@Frank Apisa,
Quote:The notion of something possibly existing outside of human experience...(the notion of not excluding anything that cannot be sensed by humans)...makes much, much more sense to me than limiting myself to human experience.
Well, then you run into the problem of demonstrating that something can possibly exist outside of human experience. That is a problem because it is only via experience we can demonstrate anything at all.
Quote:I might add that if I were to subscribe to your take...I would have to limit myself ONLY to what I personally can experience, because supposing there is anyone else out there to share in that experience (as reflected in your "we all seem to share"...would make no sense to me.
Well, isn't that the general idea behind the notion of 'facts'? Something is a fact only if it can be verified by anyone who cares to do so. It is not fact because it is true or real, but because it is demonstrably the case.
This is an important point. Reality outside human experience might be true and real. If I were to speculate, I'd say that it is probably true and real in the sense that there is something. But it is not demonstrably true and real, and therefore does not fit the criteria for being called fact. So if I continue to subscribe to the notion of reality outside human experience, no matter how plausible it seems, I am engaged in believing.

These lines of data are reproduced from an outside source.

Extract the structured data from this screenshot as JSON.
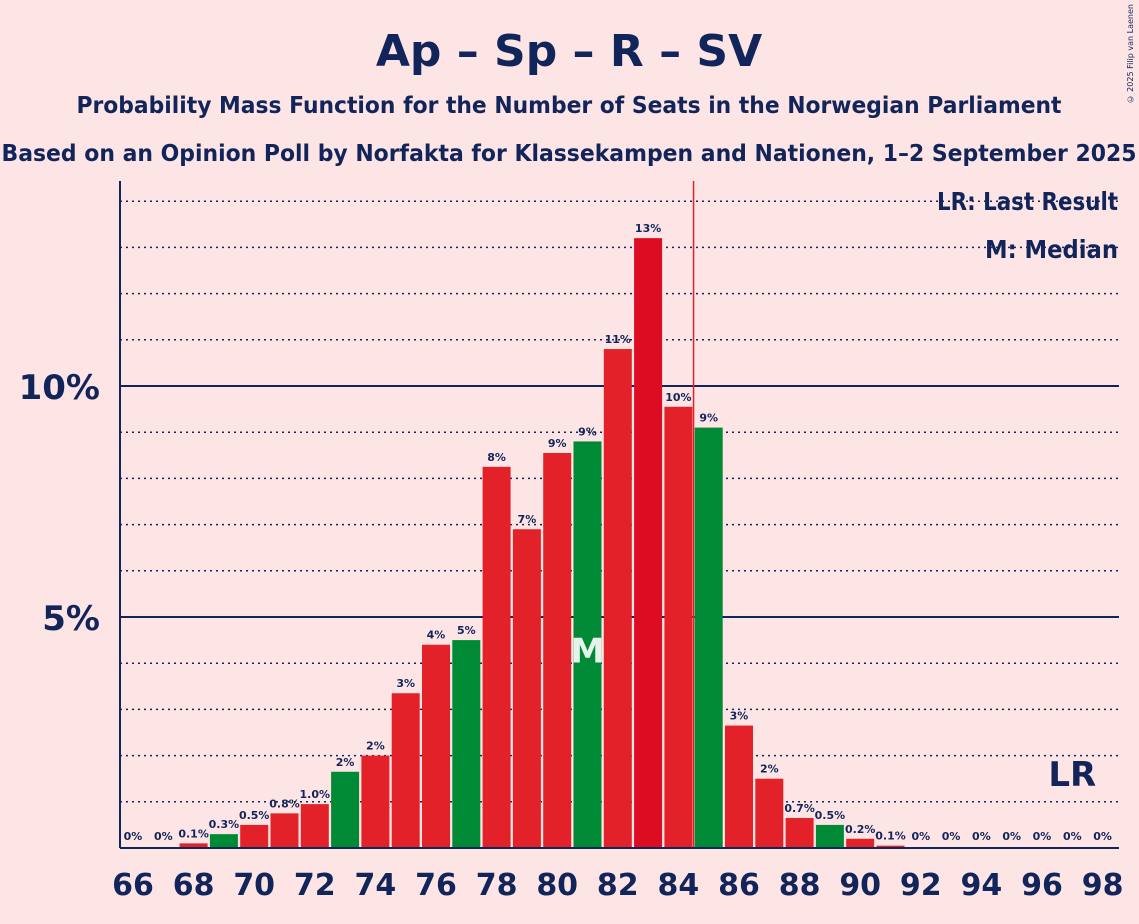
{
  "copyright": "© 2025 Filip van Laenen",
  "colors": {
    "background": "#FDE5E5",
    "text": "#12255A",
    "red": "#E32129",
    "dark_red": "#DC0C22",
    "green": "#008A36",
    "last_result_line": "#E32129"
  },
  "chart_data": {
    "type": "bar",
    "title": "Ap – Sp – R – SV",
    "subtitle": "Probability Mass Function for the Number of Seats in the Norwegian Parliament",
    "subtitle2": "Based on an Opinion Poll by Norfakta for Klassekampen and Nationen, 1–2 September 2025",
    "xlabel": "",
    "ylabel": "",
    "ylim": [
      0,
      14.4
    ],
    "yticks": [
      {
        "value": 5,
        "label": "5%"
      },
      {
        "value": 10,
        "label": "10%"
      }
    ],
    "grid": true,
    "legend": {
      "position": "top-right",
      "entries": [
        "LR: Last Result",
        "M: Median"
      ]
    },
    "x_tick_labels": [
      "66",
      "68",
      "70",
      "72",
      "74",
      "76",
      "78",
      "80",
      "82",
      "84",
      "86",
      "88",
      "90",
      "92",
      "94",
      "96",
      "98"
    ],
    "x_ticks": [
      66,
      68,
      70,
      72,
      74,
      76,
      78,
      80,
      82,
      84,
      86,
      88,
      90,
      92,
      94,
      96,
      98
    ],
    "categories": [
      66,
      67,
      68,
      69,
      70,
      71,
      72,
      73,
      74,
      75,
      76,
      77,
      78,
      79,
      80,
      81,
      82,
      83,
      84,
      85,
      86,
      87,
      88,
      89,
      90,
      91,
      92,
      93,
      94,
      95,
      96,
      97,
      98
    ],
    "values": [
      0,
      0,
      0.1,
      0.3,
      0.5,
      0.75,
      0.95,
      1.65,
      2.0,
      3.35,
      4.4,
      4.5,
      8.25,
      6.9,
      8.55,
      8.8,
      10.8,
      13.2,
      9.55,
      9.1,
      2.65,
      1.5,
      0.65,
      0.5,
      0.2,
      0.05,
      0,
      0,
      0,
      0,
      0,
      0,
      0
    ],
    "labels": [
      "0%",
      "0%",
      "0.1%",
      "0.3%",
      "0.5%",
      "0.8%",
      "1.0%",
      "2%",
      "2%",
      "3%",
      "4%",
      "5%",
      "8%",
      "7%",
      "9%",
      "9%",
      "11%",
      "13%",
      "10%",
      "9%",
      "3%",
      "2%",
      "0.7%",
      "0.5%",
      "0.2%",
      "0.1%",
      "0%",
      "0%",
      "0%",
      "0%",
      "0%",
      "0%",
      "0%"
    ],
    "bar_colors": [
      "red",
      "red",
      "red",
      "green",
      "red",
      "red",
      "red",
      "green",
      "red",
      "red",
      "red",
      "green",
      "red",
      "red",
      "red",
      "green",
      "red",
      "dark_red",
      "red",
      "green",
      "red",
      "red",
      "red",
      "green",
      "red",
      "red",
      "red",
      "red",
      "red",
      "red",
      "red",
      "red",
      "red"
    ],
    "median": {
      "seats": 81,
      "label": "M"
    },
    "majority_line_seats": 84.5,
    "last_result": {
      "seats": 97,
      "label": "LR"
    }
  }
}
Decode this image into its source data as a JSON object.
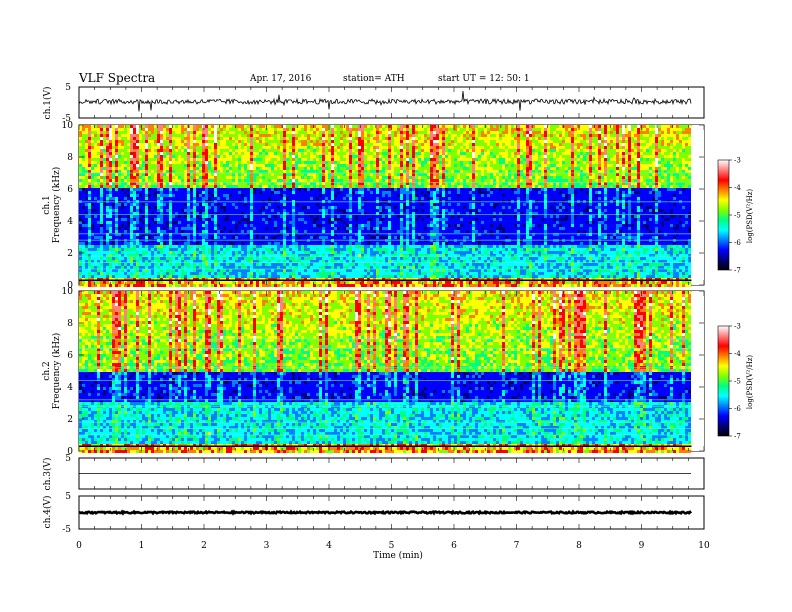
{
  "header": {
    "title": "VLF  Spectra",
    "date": "Apr. 17, 2016",
    "station": "station= ATH",
    "start_ut": "start  UT =   12: 50: 1"
  },
  "chart_data": [
    {
      "type": "line",
      "panel": "ch1-waveform",
      "ylabel": "ch.1(V)",
      "ylim": [
        -5,
        5
      ],
      "ytick_labels": [
        "5",
        "-5"
      ],
      "description_level": 0.3
    },
    {
      "type": "heatmap",
      "panel": "ch1-spectrogram",
      "ylabel": "ch.1\nFrequency  (kHz)",
      "ylabel_line1": "ch.1",
      "ylabel_line2": "Frequency  (kHz)",
      "ylim": [
        0,
        10
      ],
      "ytick_labels": [
        "0",
        "2",
        "4",
        "6",
        "8",
        "10"
      ],
      "colorbar": {
        "label": "log(PSD(V²/Hz)",
        "range": [
          -7,
          -3
        ],
        "tick_labels": [
          "-7",
          "-6",
          "-5",
          "-4",
          "-3"
        ],
        "colormap": [
          "#000000",
          "#00007a",
          "#0000ff",
          "#0080ff",
          "#00ffff",
          "#00ff80",
          "#80ff00",
          "#ffff00",
          "#ff8000",
          "#ff0000",
          "#ff8080",
          "#ffffff"
        ]
      },
      "quiet_band_khz": [
        2.5,
        6
      ]
    },
    {
      "type": "heatmap",
      "panel": "ch2-spectrogram",
      "ylabel_line1": "ch.2",
      "ylabel_line2": "Frequency  (kHz)",
      "ylim": [
        0,
        10
      ],
      "ytick_labels": [
        "0",
        "2",
        "4",
        "6",
        "8",
        "10"
      ],
      "colorbar": {
        "label": "log(PSD(V²/Hz)",
        "range": [
          -7,
          -3
        ],
        "tick_labels": [
          "-7",
          "-6",
          "-5",
          "-4",
          "-3"
        ],
        "colormap": [
          "#000000",
          "#00007a",
          "#0000ff",
          "#0080ff",
          "#00ffff",
          "#00ff80",
          "#80ff00",
          "#ffff00",
          "#ff8000",
          "#ff0000",
          "#ff8080",
          "#ffffff"
        ]
      },
      "quiet_band_khz": [
        3,
        5
      ]
    },
    {
      "type": "line",
      "panel": "ch3-waveform",
      "ylabel": "ch.3(V)",
      "ylim": [
        -5,
        5
      ],
      "ytick_labels": [
        "5"
      ],
      "level": 0
    },
    {
      "type": "line",
      "panel": "ch4-waveform",
      "ylabel": "ch.4(V)",
      "ylim": [
        -5,
        5
      ],
      "ytick_labels": [
        "5",
        "-5"
      ],
      "level": 0
    }
  ],
  "x_axis": {
    "label": "Time  (min)",
    "range": [
      0,
      10
    ],
    "data_end": 9.8,
    "tick_labels": [
      "0",
      "1",
      "2",
      "3",
      "4",
      "5",
      "6",
      "7",
      "8",
      "9",
      "10"
    ]
  }
}
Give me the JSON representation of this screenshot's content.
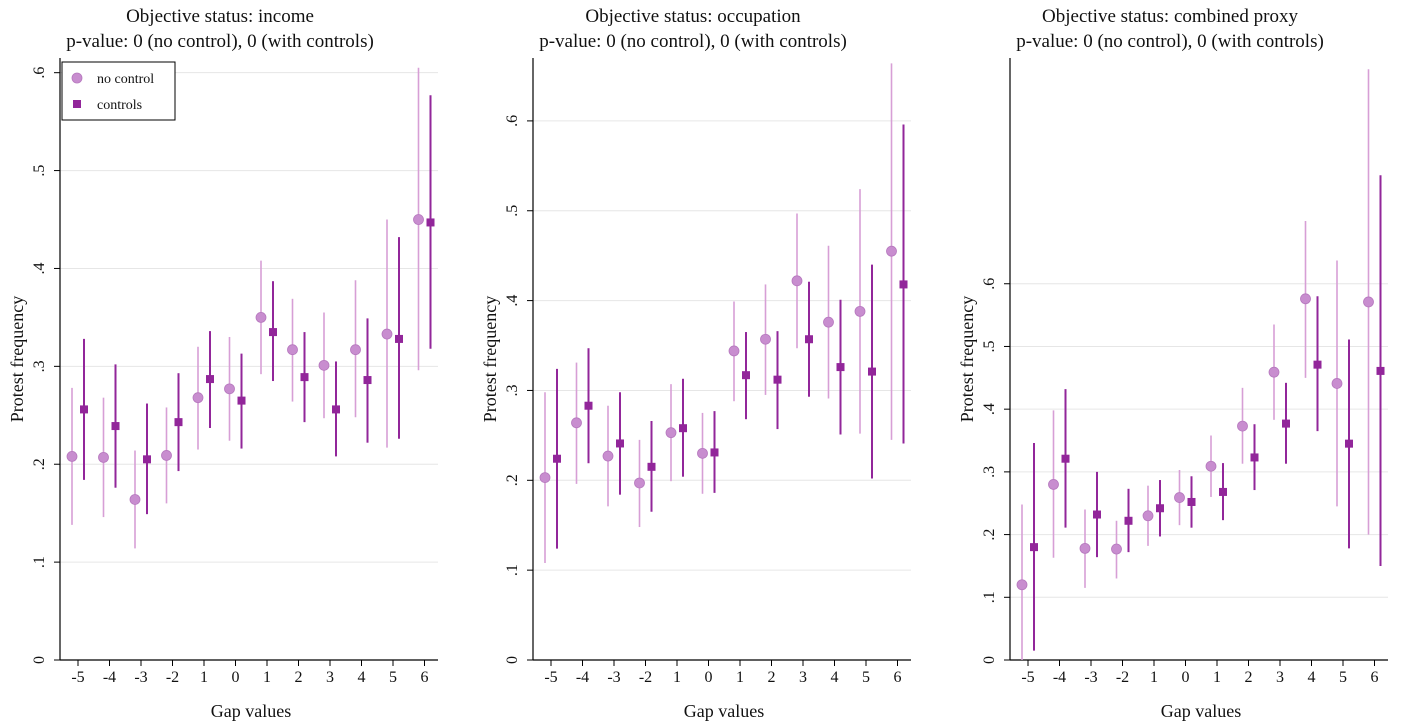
{
  "colors": {
    "no_control": "#d79fd6",
    "no_control_marker": "#c88dcf",
    "controls": "#92269a",
    "grid": "#e6e6e6",
    "axis": "#000000"
  },
  "chart_data": [
    {
      "type": "scatter",
      "title": "Objective status: income",
      "subtitle": "p-value: 0 (no control), 0 (with controls)",
      "xlabel": "Gap values",
      "ylabel": "Protest frequency",
      "categories": [
        "-5",
        "-4",
        "-3",
        "-2",
        "1",
        "0",
        "1",
        "2",
        "3",
        "4",
        "5",
        "6"
      ],
      "ylim": [
        0,
        0.615
      ],
      "yticks": [
        0,
        0.1,
        0.2,
        0.3,
        0.4,
        0.5,
        0.6
      ],
      "ytick_labels": [
        "0",
        ".1",
        ".2",
        ".3",
        ".4",
        ".5",
        ".6"
      ],
      "grid": true,
      "legend": {
        "show": true,
        "placement": "top-left",
        "entries": [
          "no control",
          "controls"
        ]
      },
      "series": [
        {
          "name": "no control",
          "marker": "circle",
          "values": [
            0.208,
            0.207,
            0.164,
            0.209,
            0.268,
            0.277,
            0.35,
            0.317,
            0.301,
            0.317,
            0.333,
            0.45
          ],
          "ci_low": [
            0.138,
            0.146,
            0.114,
            0.16,
            0.215,
            0.224,
            0.292,
            0.264,
            0.247,
            0.248,
            0.217,
            0.296
          ],
          "ci_high": [
            0.278,
            0.268,
            0.214,
            0.258,
            0.32,
            0.33,
            0.408,
            0.369,
            0.355,
            0.388,
            0.45,
            0.605
          ]
        },
        {
          "name": "controls",
          "marker": "square",
          "values": [
            0.256,
            0.239,
            0.205,
            0.243,
            0.287,
            0.265,
            0.335,
            0.289,
            0.256,
            0.286,
            0.328,
            0.447
          ],
          "ci_low": [
            0.184,
            0.176,
            0.149,
            0.193,
            0.237,
            0.216,
            0.285,
            0.243,
            0.208,
            0.222,
            0.226,
            0.318
          ],
          "ci_high": [
            0.328,
            0.302,
            0.262,
            0.293,
            0.336,
            0.313,
            0.387,
            0.335,
            0.305,
            0.349,
            0.432,
            0.577
          ]
        }
      ]
    },
    {
      "type": "scatter",
      "title": "Objective status: occupation",
      "subtitle": "p-value: 0 (no control), 0 (with controls)",
      "xlabel": "Gap values",
      "ylabel": "Protest frequency",
      "categories": [
        "-5",
        "-4",
        "-3",
        "-2",
        "1",
        "0",
        "1",
        "2",
        "3",
        "4",
        "5",
        "6"
      ],
      "ylim": [
        0,
        0.67
      ],
      "yticks": [
        0,
        0.1,
        0.2,
        0.3,
        0.4,
        0.5,
        0.6
      ],
      "ytick_labels": [
        "0",
        ".1",
        ".2",
        ".3",
        ".4",
        ".5",
        ".6"
      ],
      "grid": true,
      "legend": {
        "show": false
      },
      "series": [
        {
          "name": "no control",
          "marker": "circle",
          "values": [
            0.203,
            0.264,
            0.227,
            0.197,
            0.253,
            0.23,
            0.344,
            0.357,
            0.422,
            0.376,
            0.388,
            0.455
          ],
          "ci_low": [
            0.108,
            0.196,
            0.171,
            0.148,
            0.199,
            0.185,
            0.288,
            0.295,
            0.347,
            0.291,
            0.252,
            0.245
          ],
          "ci_high": [
            0.298,
            0.331,
            0.283,
            0.245,
            0.307,
            0.275,
            0.399,
            0.418,
            0.497,
            0.461,
            0.524,
            0.664
          ]
        },
        {
          "name": "controls",
          "marker": "square",
          "values": [
            0.224,
            0.283,
            0.241,
            0.215,
            0.258,
            0.231,
            0.317,
            0.312,
            0.357,
            0.326,
            0.321,
            0.418
          ],
          "ci_low": [
            0.124,
            0.219,
            0.184,
            0.165,
            0.204,
            0.186,
            0.268,
            0.257,
            0.293,
            0.251,
            0.202,
            0.241
          ],
          "ci_high": [
            0.324,
            0.347,
            0.298,
            0.266,
            0.313,
            0.277,
            0.365,
            0.366,
            0.421,
            0.401,
            0.44,
            0.596
          ]
        }
      ]
    },
    {
      "type": "scatter",
      "title": "Objective status: combined proxy",
      "subtitle": "p-value: 0 (no control), 0 (with controls)",
      "xlabel": "Gap values",
      "ylabel": "Protest frequency",
      "categories": [
        "-5",
        "-4",
        "-3",
        "-2",
        "1",
        "0",
        "1",
        "2",
        "3",
        "4",
        "5",
        "6"
      ],
      "ylim": [
        0,
        0.96
      ],
      "yticks": [
        0,
        0.1,
        0.2,
        0.3,
        0.4,
        0.5,
        0.6
      ],
      "ytick_labels": [
        "0",
        ".1",
        ".2",
        ".3",
        ".4",
        ".5",
        ".6"
      ],
      "grid": true,
      "legend": {
        "show": false
      },
      "series": [
        {
          "name": "no control",
          "marker": "circle",
          "values": [
            0.12,
            0.28,
            0.178,
            0.177,
            0.23,
            0.259,
            0.309,
            0.373,
            0.459,
            0.576,
            0.441,
            0.571
          ],
          "ci_low": [
            -0.005,
            0.163,
            0.115,
            0.13,
            0.182,
            0.215,
            0.26,
            0.313,
            0.383,
            0.45,
            0.245,
            0.2
          ],
          "ci_high": [
            0.248,
            0.398,
            0.24,
            0.222,
            0.278,
            0.303,
            0.358,
            0.434,
            0.535,
            0.7,
            0.637,
            0.942
          ]
        },
        {
          "name": "controls",
          "marker": "square",
          "values": [
            0.18,
            0.321,
            0.232,
            0.222,
            0.242,
            0.252,
            0.268,
            0.323,
            0.377,
            0.471,
            0.345,
            0.461
          ],
          "ci_low": [
            0.015,
            0.211,
            0.164,
            0.172,
            0.197,
            0.211,
            0.223,
            0.271,
            0.313,
            0.365,
            0.178,
            0.15
          ],
          "ci_high": [
            0.346,
            0.432,
            0.3,
            0.273,
            0.287,
            0.293,
            0.314,
            0.376,
            0.442,
            0.58,
            0.511,
            0.773
          ]
        }
      ]
    }
  ]
}
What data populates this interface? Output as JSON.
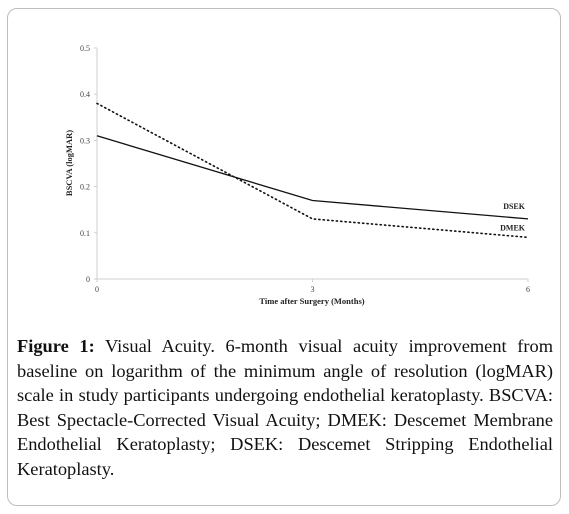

That is why, if I want to make as few assumptions as possible, I have to limit myself to whatever is within human experience; to whatever we all can describe independently of each other and then compare notes about to arrive at the most useful and successful descriptions.
That is, after all, how it happens.
Quote:I am merely saying that we do not know the REALITY...and to simply dismiss the possibility of a REALITY because one already subscribes to a non-dualistic perspective...just does not make sense to me.
Agreed. We do not know the REALITY. But we know
a REALITY. The reality which we experience.
From our perspective, then, it seems to me that the reality we do know should be considered more real
to us than any reality that may or may not lie at it's foundation. It is via the reality we do know we can uncover more about this illusive "reality outside experience". It is via the reality we do know and experience we have come to deduce the idea of mind-independent reality in the first place.
This all has to do with the paradigm of mind-independent reality. That is a notion that has never been conclusively proven or demonstrated, and yet it stands at the foundation of western natural science.
So, perhaps you see that what I am doing isn't to make unfounded assertions. I am trying to strip them away from the currently accepted world view, and then see what we are left with.
How can we account for what we experience, and the apparent persistence of reality itself without the assumptions of mind-independence? Obviously, the truism you repeat again and again lies at the foundation of this. I would not bother if it wasn't clear to me that whatever is IS.
We are beyond that, and delving into WHAT it is. And in that regard, I don't feel I can start with anything other than what reality is
to us. Perhaps I'm inspired by Descartes and his "cogito ergo sum".